Connemara-Pony

Conemara-Pony
Conemara-Pony

Connemara - eine bergige Region voller Moore und Steine dehnt sich zwischen Galway und Westport in Irlands Westen aus. Begrenzt vom Atlantik im Westen und den großen Seen Lough Corrib und Lough Mask im Osten. Das ist die Landschaft, aus der das Conne-marapony stammt. Eine Umgebung von eingzigartiger Schönheit und Wildheit, die karg, unwirtlich und sogar feindlich für ihre Bewohner sein kann.

Das Connemarapony ist Irlands einzige "native" Ponyrasse und wird seit Urzeiten als Reit- und Arbeitspony genutzt. Während der Jahrhunderte wurde das ursprüngliche keltische Ponys durch verschiedene andere Rassen beeinflusst, die Invasoren oder Händler nach Irland brachten. Gerüchten zufolge schwammen die edlen spanischen Pferde ans rettende Ufer, als die berühmte Armada vor Irlands Küste sank. Sie verwilderten und mischten ihre Gene mit den einheimischen Ponys. Es ist jedoch eine Tatsache, dass Professor Ewart von der Universität Edinburgh im Jahre 1900 das Connemarapony studierte und beeindruckt war von "der Stärke, Ausdauer und Leichtfüßigkeit der Ponys", "ihrer Intelligenz und Gelehrigkeit" und von ihrer "Fähigkeit unter Bedingungen zu arbeiten, die sich für Pferde, die unter weniger natürlichen Bedingungen aufgewachsen wären, schnell als katastrophal erweisen würden". Ewart schlussfolgerte, dass dieses Pony gerettet werden müsse, denn "die Rasse Connemara ist so wertvoll und fruchtbar und frei von erblichen Krankheiten, dass ihr Aussterben ein nationaler Verlust wäre".

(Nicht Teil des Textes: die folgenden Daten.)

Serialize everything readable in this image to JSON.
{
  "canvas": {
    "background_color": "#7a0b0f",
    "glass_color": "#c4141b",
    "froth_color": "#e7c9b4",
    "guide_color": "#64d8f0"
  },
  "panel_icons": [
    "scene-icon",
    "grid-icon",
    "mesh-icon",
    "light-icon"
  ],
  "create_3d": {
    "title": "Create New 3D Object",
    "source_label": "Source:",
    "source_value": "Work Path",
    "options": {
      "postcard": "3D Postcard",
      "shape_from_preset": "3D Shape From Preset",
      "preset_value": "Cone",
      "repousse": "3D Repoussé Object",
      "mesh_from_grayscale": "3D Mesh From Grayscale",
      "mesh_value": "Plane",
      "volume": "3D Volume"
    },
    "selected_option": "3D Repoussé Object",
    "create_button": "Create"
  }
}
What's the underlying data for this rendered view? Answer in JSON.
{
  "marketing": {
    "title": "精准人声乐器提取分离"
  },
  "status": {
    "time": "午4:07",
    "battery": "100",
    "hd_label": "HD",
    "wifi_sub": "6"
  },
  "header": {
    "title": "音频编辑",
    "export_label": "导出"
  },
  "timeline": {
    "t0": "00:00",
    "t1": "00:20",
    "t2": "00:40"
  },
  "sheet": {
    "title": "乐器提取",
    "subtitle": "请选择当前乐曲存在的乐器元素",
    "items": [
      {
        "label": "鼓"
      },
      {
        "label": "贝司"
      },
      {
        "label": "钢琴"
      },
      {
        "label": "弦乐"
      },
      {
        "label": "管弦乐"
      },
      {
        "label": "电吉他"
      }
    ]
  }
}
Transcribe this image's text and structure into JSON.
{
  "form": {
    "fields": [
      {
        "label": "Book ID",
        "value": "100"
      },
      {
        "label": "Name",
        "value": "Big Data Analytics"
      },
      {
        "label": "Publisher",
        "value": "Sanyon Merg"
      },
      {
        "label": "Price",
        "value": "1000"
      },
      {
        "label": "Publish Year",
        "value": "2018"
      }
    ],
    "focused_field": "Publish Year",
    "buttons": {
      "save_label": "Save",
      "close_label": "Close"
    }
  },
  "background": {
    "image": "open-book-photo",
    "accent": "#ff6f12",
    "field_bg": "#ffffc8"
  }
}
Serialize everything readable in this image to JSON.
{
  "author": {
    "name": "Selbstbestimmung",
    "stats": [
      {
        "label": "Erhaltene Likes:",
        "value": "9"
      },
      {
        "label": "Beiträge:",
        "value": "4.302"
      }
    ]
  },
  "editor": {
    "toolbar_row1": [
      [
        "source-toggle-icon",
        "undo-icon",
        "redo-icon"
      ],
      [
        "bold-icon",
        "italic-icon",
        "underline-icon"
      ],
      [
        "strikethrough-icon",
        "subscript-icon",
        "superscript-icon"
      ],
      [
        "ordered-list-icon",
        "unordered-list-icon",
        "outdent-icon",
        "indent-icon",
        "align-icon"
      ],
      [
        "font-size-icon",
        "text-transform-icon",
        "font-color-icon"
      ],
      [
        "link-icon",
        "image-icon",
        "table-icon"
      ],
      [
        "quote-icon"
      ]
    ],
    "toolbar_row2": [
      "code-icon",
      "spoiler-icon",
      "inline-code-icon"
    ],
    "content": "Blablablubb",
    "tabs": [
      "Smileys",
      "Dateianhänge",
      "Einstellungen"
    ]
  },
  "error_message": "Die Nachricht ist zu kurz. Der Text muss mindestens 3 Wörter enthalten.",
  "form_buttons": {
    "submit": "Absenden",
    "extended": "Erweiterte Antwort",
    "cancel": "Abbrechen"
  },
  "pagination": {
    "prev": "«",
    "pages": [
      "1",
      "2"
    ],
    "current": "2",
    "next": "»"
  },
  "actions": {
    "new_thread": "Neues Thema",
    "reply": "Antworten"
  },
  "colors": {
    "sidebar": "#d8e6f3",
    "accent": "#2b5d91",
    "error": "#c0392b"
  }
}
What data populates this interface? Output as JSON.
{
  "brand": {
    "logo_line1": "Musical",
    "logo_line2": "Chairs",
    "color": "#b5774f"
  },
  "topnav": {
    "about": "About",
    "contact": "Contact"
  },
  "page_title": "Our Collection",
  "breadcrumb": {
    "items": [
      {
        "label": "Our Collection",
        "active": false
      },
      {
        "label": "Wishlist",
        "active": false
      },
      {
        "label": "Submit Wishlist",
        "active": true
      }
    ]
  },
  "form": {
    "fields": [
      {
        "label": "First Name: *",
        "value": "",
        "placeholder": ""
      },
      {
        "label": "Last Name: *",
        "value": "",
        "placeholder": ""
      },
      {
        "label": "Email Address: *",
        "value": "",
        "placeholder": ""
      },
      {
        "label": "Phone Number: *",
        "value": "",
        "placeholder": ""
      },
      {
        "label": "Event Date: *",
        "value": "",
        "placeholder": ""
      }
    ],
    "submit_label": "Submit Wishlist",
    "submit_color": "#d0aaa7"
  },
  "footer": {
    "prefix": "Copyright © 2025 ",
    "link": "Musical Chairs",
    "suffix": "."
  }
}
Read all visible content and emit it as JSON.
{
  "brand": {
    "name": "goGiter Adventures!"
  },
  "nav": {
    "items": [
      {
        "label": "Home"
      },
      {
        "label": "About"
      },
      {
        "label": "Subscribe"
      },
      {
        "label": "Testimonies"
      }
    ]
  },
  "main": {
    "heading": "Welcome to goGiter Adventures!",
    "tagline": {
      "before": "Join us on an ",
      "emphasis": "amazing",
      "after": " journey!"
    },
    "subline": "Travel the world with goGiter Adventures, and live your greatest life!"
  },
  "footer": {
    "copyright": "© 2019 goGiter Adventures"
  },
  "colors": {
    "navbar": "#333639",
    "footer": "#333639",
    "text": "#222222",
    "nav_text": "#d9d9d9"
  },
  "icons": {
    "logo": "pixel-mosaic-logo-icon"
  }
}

Sein Bericht hatte 1923 die Gründung der Connemara Pony Breeders' Society zur Folge, die seither für die Rasse verantwortlich ist. Ihre Aufgaben sind die Förderung der Zucht von Connemaraponys, deren Entwicklung und Erhaltung als eigenständige Rasse, die Begutachtung (Inspection) aller Ponys vor der Aufnahme in das Stutbuch, den Züchtern registrierte Hengste an geeigneten Orten zur Verfügung zu stellen, die Mitglieder in Zucht- und Entwicklungsfragen zu unterstützen.

In den folgenden Jahren wurden Stuten und Hengste sehr gründlich selektiert. Eine begrenzte Anzahl von Vollblut-, Araber- und Irish Draught-Hengsten wurden mit besonders typischen Stuten angepaart, um Gebäude und Bewegung zu verbessern. Der Einfluss von Berber- und Welshhengsten, die kurzfristig genutzt wurden, ist gering. 1963 wurde das Stutbuch geschlossen. Somit können nur noch Ponys mit registrierten Vorfahren aufgenommen werden.

Connemaras sind in jeder reitsportlichen Disziplin zuhause. Ihre Vielseitigkeit ist unschlagbar! Connemaras haben alle Kontinente erobert, in den sechziger Jahren kamen die ersten Ponys nach Deutschland. Die aktuelle Population dürfte bei über 1.000 Tieren liegen. Genaue Zahlen sind leider nicht verfügbar, da es hierzulande kein zentrales Register gibt.

Heutzutage sind Connemaras eher große Ponys, meist zwischen 140 und 148 cm Stockmaß, manchmal auch darüber, wodurch sie insbesondere auch für erwachsene Reiter interessant werden. Die Popularität der Connemaras beruht auf ihrem ruhigen, umgänglichen Wesen. Aber sie gehen auch gerne vorwärts, sind schnell und wendig, mutig, ausdauernd und hart. Umgänglichkeit und Freundlichkeit machen das Connemara zu einem echten Familienpony. Aufgrund seiner Herkunft eignet es sich bestens für die Offenstallhaltung, wo es sich als leichtfuttrig und langlebig erweist.

Zehnkampf ist die Lieblingsdisziplin der Connemaras. Sie können reiten (Dressur, Springen, Vielseitigkeit, Distanz, Jagd, Western - oder einfach nur zum Spaß), Fahren, Voltigieren - wie Sie möchten. In Deutschland werden die meisten Connemaras freizeitmäßig geritten, doch es gibt auch hierzulande Ponys, die auf nationaler und internationaler Ebene starten. Immer mehr Fahrer entdecken das Connemarapony für ihren Sport. Berühmt jedoch ist das Connemarapony vor allem für sein Sprungvermögen und seine einzigartige Trittsicherheit im Gelände.